University of London Institute in Paris

9-11 rue de Constantine
75007 Paris

Dr Briony Neilson, 'The Penal Colony and the Bagne: Australia, New Caledonia and Histoire croisée'

Between 1787 and 1868 Britain sent more than 167,000 convicts to its penal settlements in Australia. Between 1864 and 1897 France dispatched 23,000 prisoners to the bagne in New Caledonia. Although there are obvious differences between the Australian penal experiment and the New Caledonian bagne, these two European settler colonies nevertheless share a closely intertwined history which to date has largely escaped scrutiny. From the moment France annexed New Caledonia in 1853, the Australian colonies were alive to the prospect of the French using the South Pacific islands as a penal colony. While the French liked to claim a shared heritage, insisting that their penal project in New Caledonia had been inspired by Britain's experiment in Australia, the Australian colonies emphatically denied any similarity with their French colonial neighbours. The middle decades of the nineteenth century marked a critical juncture for the Australian colonies, as free settlement began to replace the penal system that had been the foundation for British settlement in 1788. In the second half of the nineteenth century those colonies that had previously received convicts sought to cast off their own legacy as British penal colonies. This talk will look at the histoire croisée of Australia and New Caledonia, these geographically and ideologically proximate European settler colonies in the South Pacific, offering reflection on what the history and memory of penal colonisation might have to tell us about the mechanics of settler colonialism.

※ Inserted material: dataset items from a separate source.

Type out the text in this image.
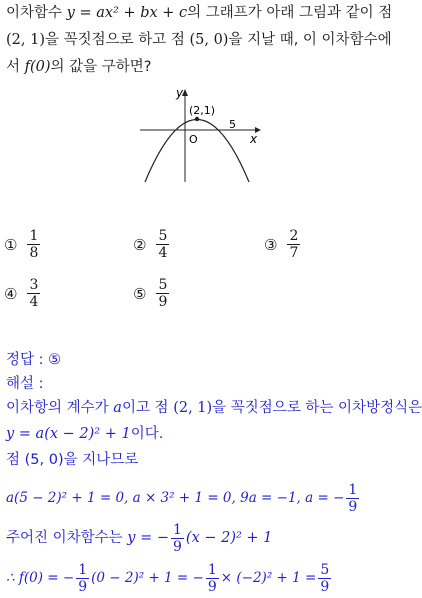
이차함수 y = ax² + bx + c의 그래프가 아래 그림과 같이 점
(2, 1)을 꼭짓점으로 하고 점 (5, 0)을 지날 때, 이 이차함수에
서 f(0)의 값을 구하면?
y
x
(2,1)
O
5
① $\frac{1}{8}$	② $\frac{5}{4}$	③ $\frac{2}{7}$
④ $\frac{3}{4}$	⑤ $\frac{5}{9}$
정답 : ⑤
해설 :
이차항의 계수가 a이고 점 (2, 1)을 꼭짓점으로 하는 이차방정식은
y = a(x − 2)² + 1이다.
점 (5, 0)을 지나므로
a(5 − 2)² + 1 = 0, a × 3² + 1 = 0, 9a = −1, a = − $\frac{1}{9}$
주어진 이차함수는
y = − $\frac{1}{9} (x - 2)^2 + 1$
∴ f(0) = − $\frac{1}{9} (0 - 2)^2 + 1$ = − $\frac{1}{9} \times (-2)^2 + 1 = \frac{5}{9}$
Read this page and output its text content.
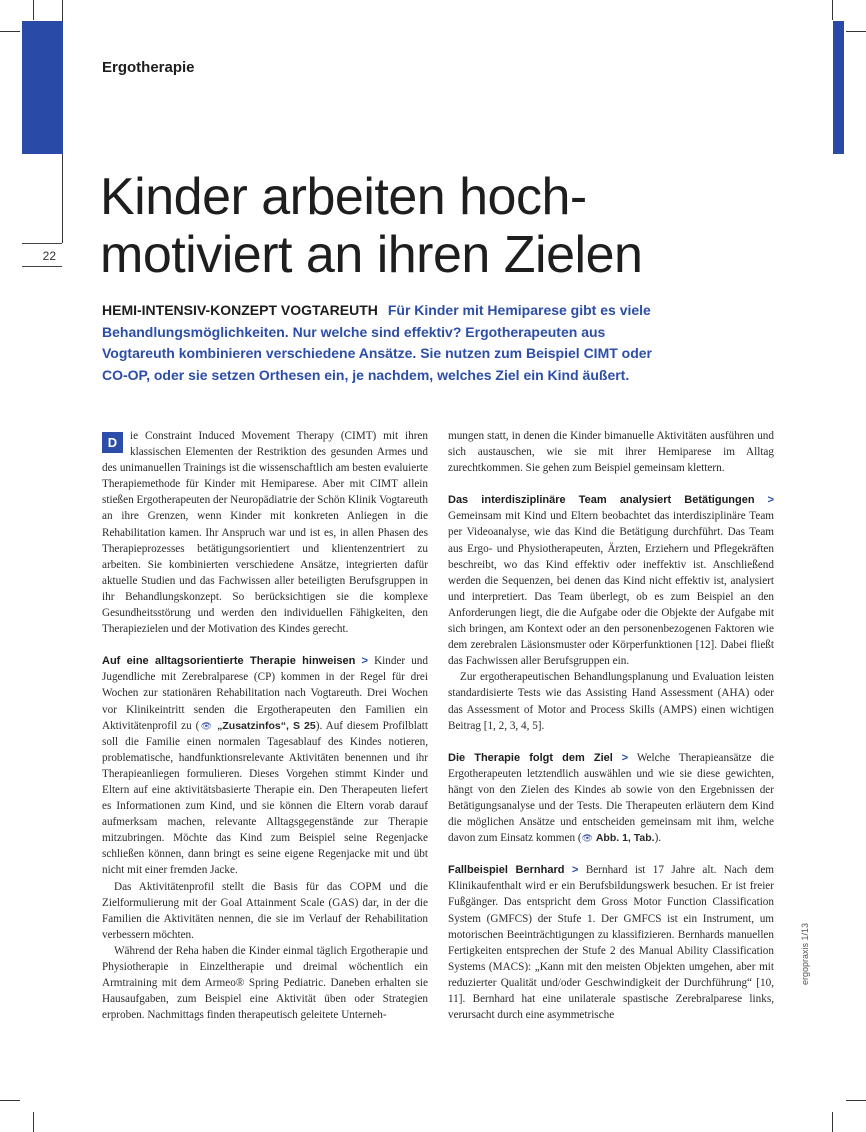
22
Ergotherapie
Kinder arbeiten hoch-
motiviert an ihren Zielen
HEMI-INTENSIV-KONZEPT VOGTAREUTH Für Kinder mit Hemiparese gibt es viele Behandlungsmöglichkeiten. Nur welche sind effektiv? Ergotherapeuten aus Vogtareuth kombinieren verschiedene Ansätze. Sie nutzen zum Beispiel CIMT oder CO-OP, oder sie setzen Orthesen ein, je nachdem, welches Ziel ein Kind äußert.

D	ie Constraint Induced Movement Therapy (CIMT) mit ihren klassischen Elementen der Restriktion des gesunden Armes und des unimanuellen Trainings ist die wissenschaftlich am besten evaluierte Therapiemethode für Kinder mit Hemiparese. Aber mit CIMT allein stießen Ergotherapeuten der Neuropädiatrie der Schön Klinik Vogtareuth an ihre Grenzen, wenn Kinder mit konkreten Anliegen in die Rehabilitation kamen. Ihr Anspruch war und ist es, in allen Phasen des Therapieprozesses betätigungsorientiert und klientenzentriert zu arbeiten. Sie kombinierten verschiedene Ansätze, integrierten dafür aktuelle Studien und das Fachwissen aller beteiligten Berufsgruppen in ihr Behandlungskonzept. So berücksichtigen sie die komplexe Gesundheitsstörung und werden den individuellen Fähigkeiten, den Therapiezielen und der Motivation des Kindes gerecht.

Auf eine alltagsorientierte Therapie hinweisen > Kinder und Jugendliche mit Zerebralparese (CP) kommen in der Regel für drei Wochen zur stationären Rehabilitation nach Vogtareuth. Drei Wochen vor Klinikeintritt senden die Ergotherapeuten den Familien ein Aktivitätenprofil zu (👁 „Zusatzinfos“, S 25). Auf diesem Profilblatt soll die Familie einen normalen Tagesablauf des Kindes notieren, problematische, handfunktionsrelevante Aktivitäten benennen und ihr Therapieanliegen formulieren. Dieses Vorgehen stimmt Kinder und Eltern auf eine aktivitätsbasierte Therapie ein. Den Therapeuten liefert es Informationen zum Kind, und sie können die Eltern vorab darauf aufmerksam machen, relevante Alltagsgegenstände zur Therapie mitzubringen. Möchte das Kind zum Beispiel seine Regenjacke schließen können, dann bringt es seine eigene Regenjacke mit und übt nicht mit einer fremden Jacke.

Das Aktivitätenprofil stellt die Basis für das COPM und die Zielformulierung mit der Goal Attainment Scale (GAS) dar, in der die Familien die Aktivitäten nennen, die sie im Verlauf der Rehabilitation verbessern möchten.

Während der Reha haben die Kinder einmal täglich Ergotherapie und Physiotherapie in Einzeltherapie und dreimal wöchentlich ein Armtraining mit dem Armeo® Spring Pediatric. Daneben erhalten sie Hausaufgaben, zum Beispiel eine Aktivität üben oder Strategien erproben. Nachmittags finden therapeutisch geleitete Unterneh-

mungen statt, in denen die Kinder bimanuelle Aktivitäten ausführen und sich austauschen, wie sie mit ihrer Hemiparese im Alltag zurechtkommen. Sie gehen zum Beispiel gemeinsam klettern.

Das interdisziplinäre Team analysiert Betätigungen > Gemeinsam mit Kind und Eltern beobachtet das interdisziplinäre Team per Videoanalyse, wie das Kind die Betätigung durchführt. Das Team aus Ergo- und Physiotherapeuten, Ärzten, Erziehern und Pflegekräften beschreibt, wo das Kind effektiv oder ineffektiv ist. Anschließend werden die Sequenzen, bei denen das Kind nicht effektiv ist, analysiert und interpretiert. Das Team überlegt, ob es zum Beispiel an den Anforderungen liegt, die die Aufgabe oder die Objekte der Aufgabe mit sich bringen, am Kontext oder an den personenbezogenen Faktoren wie dem zerebralen Läsionsmuster oder Körperfunktionen [12]. Dabei fließt das Fachwissen aller Berufsgruppen ein.

Zur ergotherapeutischen Behandlungsplanung und Evaluation leisten standardisierte Tests wie das Assisting Hand Assessment (AHA) oder das Assessment of Motor and Process Skills (AMPS) einen wichtigen Beitrag [1, 2, 3, 4, 5].

Die Therapie folgt dem Ziel > Welche Therapieansätze die Ergotherapeuten letztendlich auswählen und wie sie diese gewichten, hängt von den Zielen des Kindes ab sowie von den Ergebnissen der Betätigungsanalyse und der Tests. Die Therapeuten erläutern dem Kind die möglichen Ansätze und entscheiden gemeinsam mit ihm, welche davon zum Einsatz kommen (👁 Abb. 1, Tab.).

Fallbeispiel Bernhard > Bernhard ist 17 Jahre alt. Nach dem Klinikaufenthalt wird er ein Berufsbildungswerk besuchen. Er ist freier Fußgänger. Das entspricht dem Gross Motor Function Classification System (GMFCS) der Stufe 1. Der GMFCS ist ein Instrument, um motorischen Beeinträchtigungen zu klassifizieren. Bernhards manuellen Fertigkeiten entsprechen der Stufe 2 des Manual Ability Classification Systems (MACS): „Kann mit den meisten Objekten umgehen, aber mit reduzierter Qualität und/oder Geschwindigkeit der Durchführung“ [10, 11]. Bernhard hat eine unilaterale spastische Zerebralparese links, verursacht durch eine asymmetrische

ergopraxis 1/13
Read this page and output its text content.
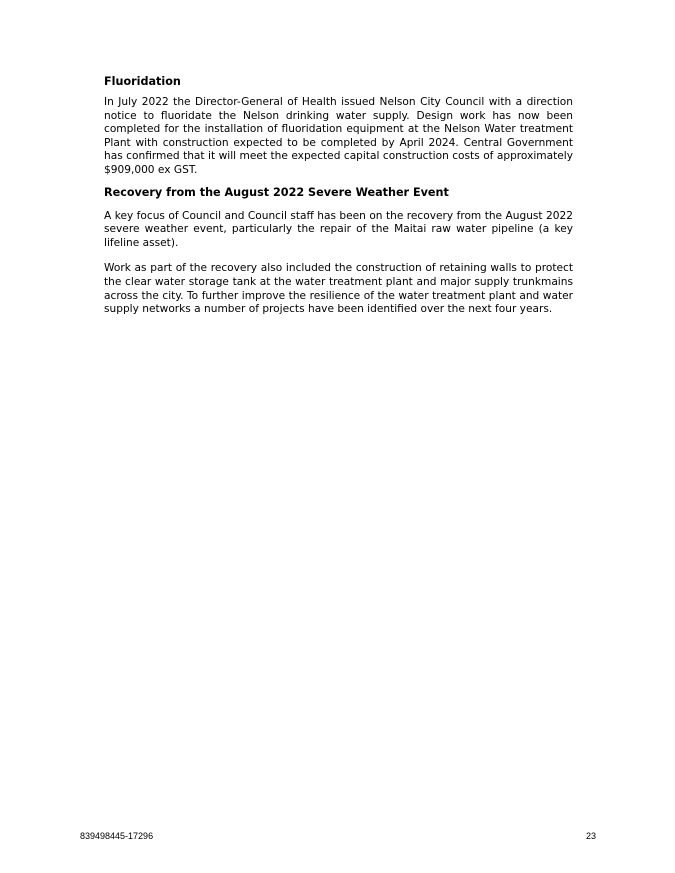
Fluoridation

In July 2022 the Director-General of Health issued Nelson City Council with a direction notice to fluoridate the Nelson drinking water supply. Design work has now been completed for the installation of fluoridation equipment at the Nelson Water treatment Plant with construction expected to be completed by April 2024. Central Government has confirmed that it will meet the expected capital construction costs of approximately $909,000 ex GST.

Recovery from the August 2022 Severe Weather Event

A key focus of Council and Council staff has been on the recovery from the August 2022 severe weather event, particularly the repair of the Maitai raw water pipeline (a key lifeline asset).

Work as part of the recovery also included the construction of retaining walls to protect the clear water storage tank at the water treatment plant and major supply trunkmains across the city. To further improve the resilience of the water treatment plant and water supply networks a number of projects have been identified over the next four years.

839498445-17296	23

Dr Briony Neilson is a specialist in the history of nineteenth-century criminal justice in France and in the history of the New Caledonian bagne. She has a PhD in History from the University of Sydney and her work has appeared in various journals, including the International Review of Social History and Crime, History & Societies. She has lectured courses in History and Criminology at the University of Sydney, UNSW and ACU. In 2019–20 she is an invited researcher at the CNRS’s Centre pour les humanités numériques et l’histoire de la justice (Clamor) in Paris and from 2019 is Editor of French History & Civilization.